Le CIS veut visiblement être en phase avec le contexte ambiant qui voit la montée en puissance, dans tous les pans de la société d'un leadership jeune. Ainsi, après la présidence remarquée d'un « mohican » comme Pierre Goudiaby Atepa, le CIS, pour redorer le blason et apporter du sang neuf, a fait confiance à un quarantenaire. Et le directeur de la société Akilee n'a pas tardé à décliner ses audacieuses ambitions. «Le combat que nous menons, c'est celui de la remise en place au centre du jeu économique des acteurs économiques sénégalais. Ceux qui font l'économie du Sénégal, ce sont les entrepreneurs en partenariat avec les pouvoirs publics», soutient l'ancien cadre supérieur à EDF. Docteur en physique, le nouveau patron du CIS estime qu'il n'y a pas de politique publique qui vaille s'il n'y a pas une économie forte et résiliente. «Et il n'y a pas d'économie forte et résiliente si cette économie ne repose pas principalement entre les mains des enfants de ce pays», fait-il savoir sans ambages.
Poursuivant son argutie en faveur du secteur privé local, il a indiqué qu'une certaine opinion a tendance à croire que le secteur privé national n'est pas capable de structurer les financements importants pour faire des projets importants. «C'est une fausse idée. Nous sommes capables de structurer n'importe quel type de financement pour n'importe quel type de projet. Mais si vous n'avez pas le quitus pour être celui qui donne les ordres et qu'on vous met en situation d'être des sous-traitants dans votre pays, c'est compliqué», plaide-t-il.
Par ailleurs, l'ingénieur sénégalais formé à Grenoble est revenu sur les priorités de son mandat. «On a un plan stratégique. Avoir une ambition, c'est bien, avoir les moyens de son ambition, c'est mieux. Nous avons élaboré un plan stratégique structuré autour de quatre leviers qui portent sur l'investissement, sur le partenariat, sur la solidarité et la vie interne et un qui porte sur l'impact social», renseigne-t-il avant d'ajouter : «Nous sommes convaincus que nous avons un rôle important à jouer. Nous ne sommes pas la première organisation représentant le secteur privé Mais le CIS a une très grande spécificité qui est celle d'être focalisée sur l'Investissement. Non pas que les questions fiscales et de droit du travail ne nous intéressent pas. Mais le patronat tel que le CNP. La CNES est certainement mieux outillée pour cela».

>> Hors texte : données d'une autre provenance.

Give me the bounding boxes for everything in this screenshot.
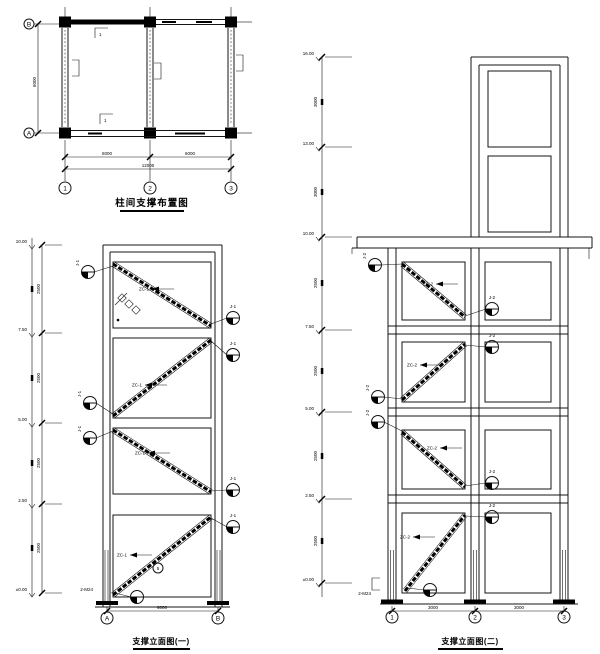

Dans le même ordre d'idées, il rappelle que leur objectif à l'horizon 2030, c'est de devenir l'interlocuteur de référence de l'Etat du Sénégal dans tout investissement stratégique. Rappelons que e Club des Investisseurs Sénégalais (CIS) a été créé en juin 2018 et regroupe des champions nationaux qui ont décidé de se mettre ensemble pour favoriser l’éclosion d’un secteur privé national fort, moteur central de la dynamique d’émergence à travers des projets structurants, à fort impact économique et social. Le directeur de Akilee SA est le troisième président après Babacar Ngom, fondateur de la SEDIMA et Pierre Goudiaby Atepa.